With a calm decisiveness I would never be able to match with an unaltered bloodstream, I spoke up and announced that the elevators would not be functioning while the fire alarms were on, so we would need to take the stairs. Somehow, I came across as compelling, because the crowd followed me quite readily. I led my newfound flock directly to the stairwell. I was aware of its location thanks to a childhood of travel with an electrical engineer father, an experience that turned me into one of these people who looks at the maps in hotel rooms to locate the nearest exit. It probably doesn’t reflect well on my family’s hotel preferences that my father always felt a fire escape was worth finding early in your stay, but the habit lingers.

On this night in Toronto, I had no trouble finding the stairs and leading my contingent down them.
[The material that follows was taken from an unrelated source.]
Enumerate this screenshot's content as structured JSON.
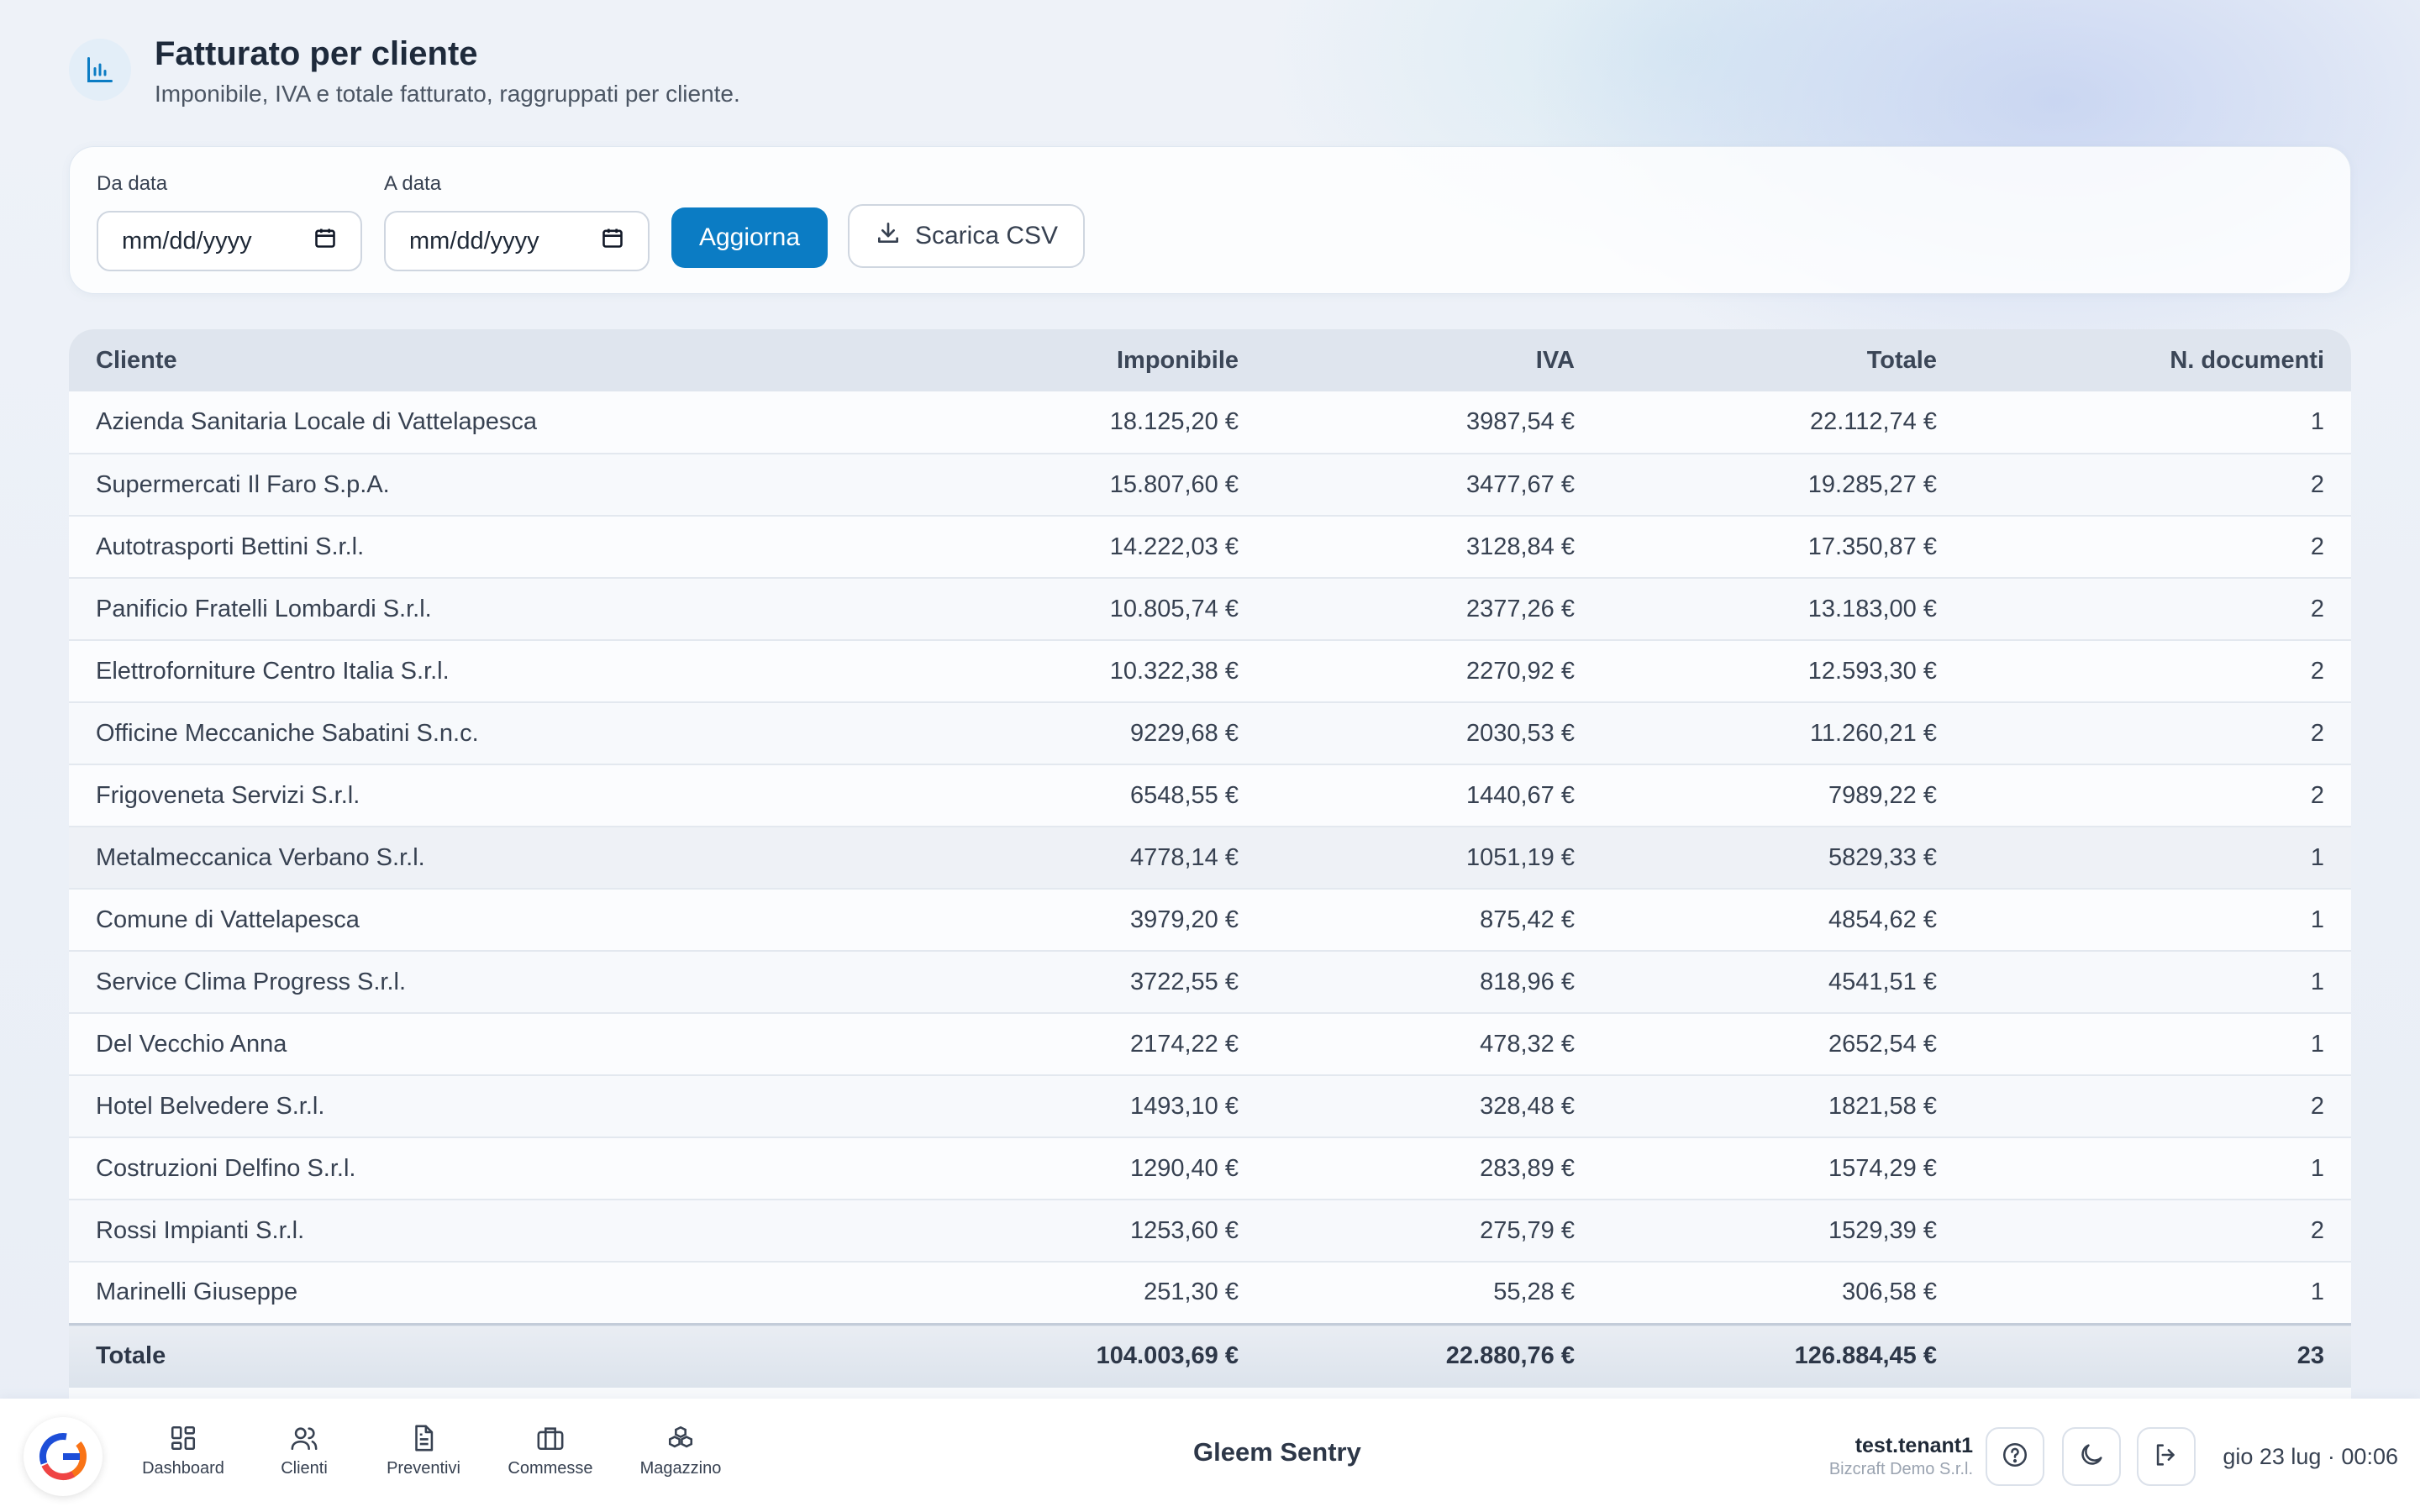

By now I was feeling both the uniquely confident buzz of the Ambien and the adrenalized euphoria of having followers. I directed my pajama-clad battalion into the parking lot, where we were greeted by numerous fire trucks and police cars. While the emergency responders were going in, the hotel employees were coming out, and one of them turned, looked up, pointed at a high-floor window, and shouted: “there he is.”
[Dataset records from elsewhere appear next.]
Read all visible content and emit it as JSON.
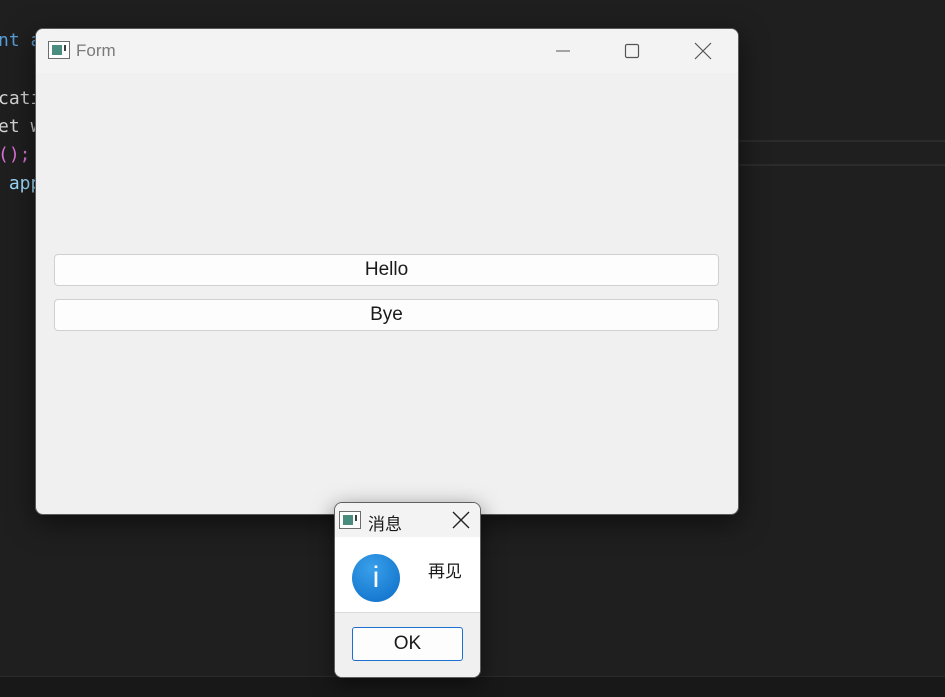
{
  "editor": {
    "lines": [
      {
        "text": "nt a",
        "kind": "kw"
      },
      {
        "text": "cati",
        "kind": "id"
      },
      {
        "text": "et w",
        "kind": "id"
      },
      {
        "text": "();",
        "kind": "paren"
      },
      {
        "text": " app",
        "kind": "var"
      }
    ]
  },
  "form": {
    "title": "Form",
    "icon": "app-window-icon",
    "controls": {
      "minimize": "minimize-icon",
      "maximize": "maximize-icon",
      "close": "close-icon"
    },
    "buttons": [
      {
        "label": "Hello"
      },
      {
        "label": "Bye"
      }
    ]
  },
  "message_box": {
    "title": "消息",
    "icon": "info-icon",
    "icon_glyph": "i",
    "text": "再见",
    "ok_label": "OK"
  }
}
Indeed, there was a figure silhouetted in one of the windows. It is perhaps as much a reflection of being an American as anything else that when a few people worried aloud that the man in the window might be someone preparing to jump, I encouraged them to back away in case he had firing angles. My first thought was of Mandalay Bay.

A lesson learned: If you want to reassure a crowd, the phrase “firing angles” is not the best way to go about it. The crew from my floor began to scatter, with three women heading for shelter in the parking garage that made up the bottom floor of the hotel. Someone else said that was a good idea. My response to this man?
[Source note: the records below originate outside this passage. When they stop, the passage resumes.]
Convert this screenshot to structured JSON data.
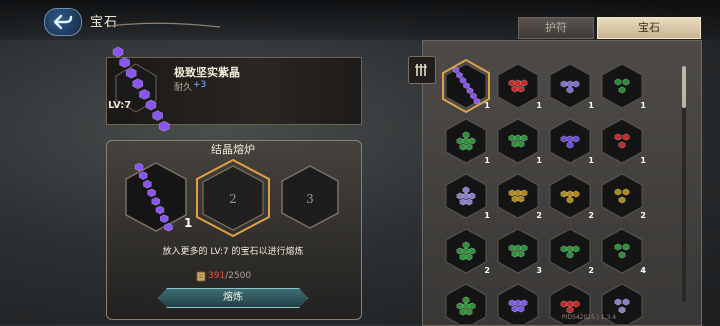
{
  "header": {
    "title": "宝石"
  },
  "tabs": [
    {
      "label": "护符",
      "active": false
    },
    {
      "label": "宝石",
      "active": true
    }
  ],
  "selected_item": {
    "name": "极致坚实紫晶",
    "durability_label": "耐久",
    "durability_value": "+3",
    "level": "LV:7"
  },
  "furnace": {
    "title": "结晶熔炉",
    "slots": [
      {
        "count": "1",
        "filled": true,
        "gem_color": "#8a55f0"
      },
      {
        "number": "2",
        "filled": false
      },
      {
        "number": "3",
        "filled": false
      }
    ],
    "hint": "放入更多的 LV:7 的宝石以进行熔炼",
    "cost_have": "391",
    "cost_need": "/2500",
    "button_label": "熔炼"
  },
  "gem_grid": [
    {
      "color": "#8a55f0",
      "count": "1",
      "selected": true
    },
    {
      "color": "#c42b2b",
      "count": "1"
    },
    {
      "color": "#7f6fc8",
      "count": "1"
    },
    {
      "color": "#2d8a3a",
      "count": "1"
    },
    {
      "color": "#2f8f3c",
      "count": "1"
    },
    {
      "color": "#2f8f3c",
      "count": "1"
    },
    {
      "color": "#6a4fd0",
      "count": "1"
    },
    {
      "color": "#c42b2b",
      "count": "1"
    },
    {
      "color": "#8a80c8",
      "count": "1"
    },
    {
      "color": "#b08a1e",
      "count": "2"
    },
    {
      "color": "#b08a1e",
      "count": "2"
    },
    {
      "color": "#b08a1e",
      "count": "2"
    },
    {
      "color": "#2f8f3c",
      "count": "2"
    },
    {
      "color": "#2f8f3c",
      "count": "3"
    },
    {
      "color": "#2f8f3c",
      "count": "2"
    },
    {
      "color": "#2f8f3c",
      "count": "4"
    },
    {
      "color": "#2f8f3c",
      "count": ""
    },
    {
      "color": "#7a5ae0",
      "count": ""
    },
    {
      "color": "#c42b2b",
      "count": ""
    },
    {
      "color": "#8a80c8",
      "count": ""
    }
  ],
  "footer": {
    "pid": "PID542025 | 1.3.4"
  },
  "colors": {
    "accent": "#d9a14a",
    "cost_have": "#e0533c",
    "durability": "#6fb8ff"
  }
}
“It won’t be a good idea if the building collapses.”

It was around this time that I inexplicably began to lose the support of my followers. Having retreated alone to a place well out of sight, near the water, I decided to text my wife some reassuring words. This is the actual text message I sent to her after explaining the evacuation: “I feel safe – there’s zero guidance but I’ve eliminated firing lines and put myself near the water. I don’t want to get in the water unless I can shake the Ambien. I’m not anticipating anything but a night of lost sleep, but if anything changes and you lose contact with me, reach out to Richard in the morning and take his advice.”

The Richard mentioned is Richard Pine, my literary agent. I hope he feels properly appreciated in knowing that, in the event of my disappearance in another country, I would instruct my wife to contact him first. Who needs police when you have InkWell Management? If ever there were an endorsement of faith in agent, it is contained in that text message. If ever there were an indictment of Ambien, it might be shared in the same words, but, hey, at least I was reluctant to enter the water, although what possible gain might have come from that action eludes me.

My wife, of course, was sound asleep for the whole ordeal, so that message didn’t reach her until 5:30 the next morning, at which point I was already in my Uber, headed to the airport. Reading back through that exchange, I see this one from her: “I think you should do only Zoom events from now on.”

It is probably a benevolent idea, considering that within a week of my visit, Toronto had the worst air quality in the entire world. I feel badly about that. They had no way of knowing what my visit would cost.

When I was back home, the wonderful Canadian publicist who arranged the whole affair e-mailed me to request Uber receipts for reimbursement. I never sent that one in. It seemed like I should pay for something, considering the havoc I’d brought to her fair city. Koryta had taken to the road. The results were predestined.

And yet I love book tours. What to do?

Enter Scott Carson. We’ll see if the universe can be fooled by name alone.